Headline CPI inflation keeps coming down. It dropped from 5.9% in February to 4.9% in March and April, and today’s May CPI dropped to 4.1%. But May annual Core CPI, which includes rent but excludes food and energy costs, is stubbornly high at 5.3%, down just slightly from 5.5% in April. Still, inflation is trending down, and after 10 rate hikes in 15 months, the Fed may pause at its June 14 meeting. Here are a few key takeaways.
The April-to-May monthly headline CPI level is 0.1%, which is great.
The April-to-May monthly Core CPI level is 0.4%, which is not great.
But it’s not terrible either.
It annualizes to 4.8%, which is lower than today’s actual annual figure of 5.3%.
More good news:
Peak headline CPI inflation was 8.9% in June 2022 vs. 4.1% in May 2023.
Peak Core CPI inflation was 6.6% in September 2022 vs. 5.3% in May 2023.
What’ll it take for Core CPI inflation to drop from here?
Lower housing costs may help.
The rent component of CPI is still 8.7%, which contributes to these high inflation readings.
But CPI measures existing rents people are paying, using leases signed up to a year ago.
And Goldman Sachs notes (chart below) how rent increases for new leases have slowed significantly.
So if this trend continues, the rent component of CPI should come down.
This would in turn bring Core CPI down.
Here’s what this means for mortgage rates:
Rates are still around 7% as we kick off summer 2022.

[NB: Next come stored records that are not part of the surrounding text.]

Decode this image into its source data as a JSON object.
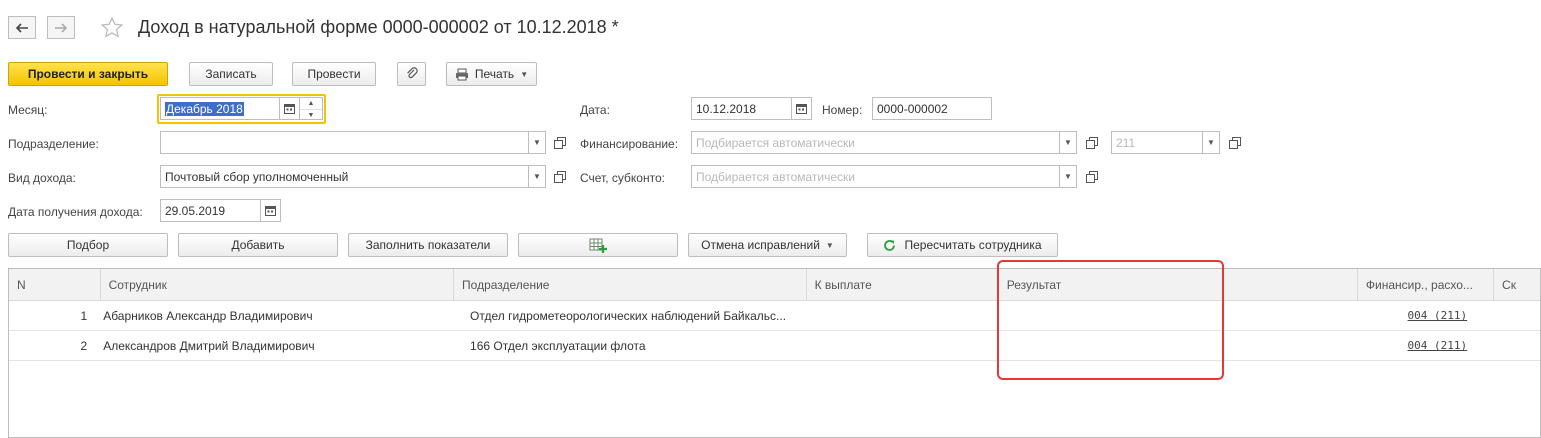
{
  "header": {
    "title": "Доход в натуральной форме 0000-000002 от 10.12.2018 *"
  },
  "toolbar": {
    "post_close": "Провести и закрыть",
    "save": "Записать",
    "post": "Провести",
    "print": "Печать"
  },
  "form": {
    "month_label": "Месяц:",
    "month_value": "Декабрь 2018",
    "date_label": "Дата:",
    "date_value": "10.12.2018",
    "number_label": "Номер:",
    "number_value": "0000-000002",
    "dept_label": "Подразделение:",
    "dept_value": "",
    "financing_label": "Финансирование:",
    "financing_placeholder": "Подбирается автоматически",
    "kosgu_placeholder": "211",
    "income_type_label": "Вид дохода:",
    "income_type_value": "Почтовый сбор уполномоченный",
    "account_label": "Счет, субконто:",
    "account_placeholder": "Подбирается автоматически",
    "income_date_label": "Дата получения дохода:",
    "income_date_value": "29.05.2019"
  },
  "table_toolbar": {
    "pick": "Подбор",
    "add": "Добавить",
    "fill": "Заполнить показатели",
    "cancel_fixes": "Отмена исправлений",
    "recalc": "Пересчитать сотрудника"
  },
  "table": {
    "columns": [
      "N",
      "Сотрудник",
      "Подразделение",
      "К выплате",
      "Результат",
      "Финансир., расхо...",
      "Ск"
    ],
    "rows": [
      {
        "n": "1",
        "employee": "Абарников Александр Владимирович",
        "dept": "Отдел гидрометеорологических наблюдений Байкальс...",
        "payout": "",
        "result": "",
        "fin": "004 (211)"
      },
      {
        "n": "2",
        "employee": "Александров Дмитрий Владимирович",
        "dept": "166 Отдел эксплуатации флота",
        "payout": "",
        "result": "",
        "fin": "004 (211)"
      }
    ]
  },
  "colors": {
    "primary_button": "#f5c400",
    "highlight": "#e53935",
    "recalc_icon": "#2e9b3f"
  }
}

We won’t see any rate movement until the Fed meeting tomorrow.
The Fed is expected to pause but then maybe hike July 26, then watch data closely until September 20.
So the summer will be volatile and cautious in the mortgage rate market.
Don’t expect a massive rate drop until we see Core inflation below 5%.
The June Core CPI reading comes July 12.
As for Core PCE, the April annual reading was actually UP to 4.7%.
The May Core PCE reading is released June 30.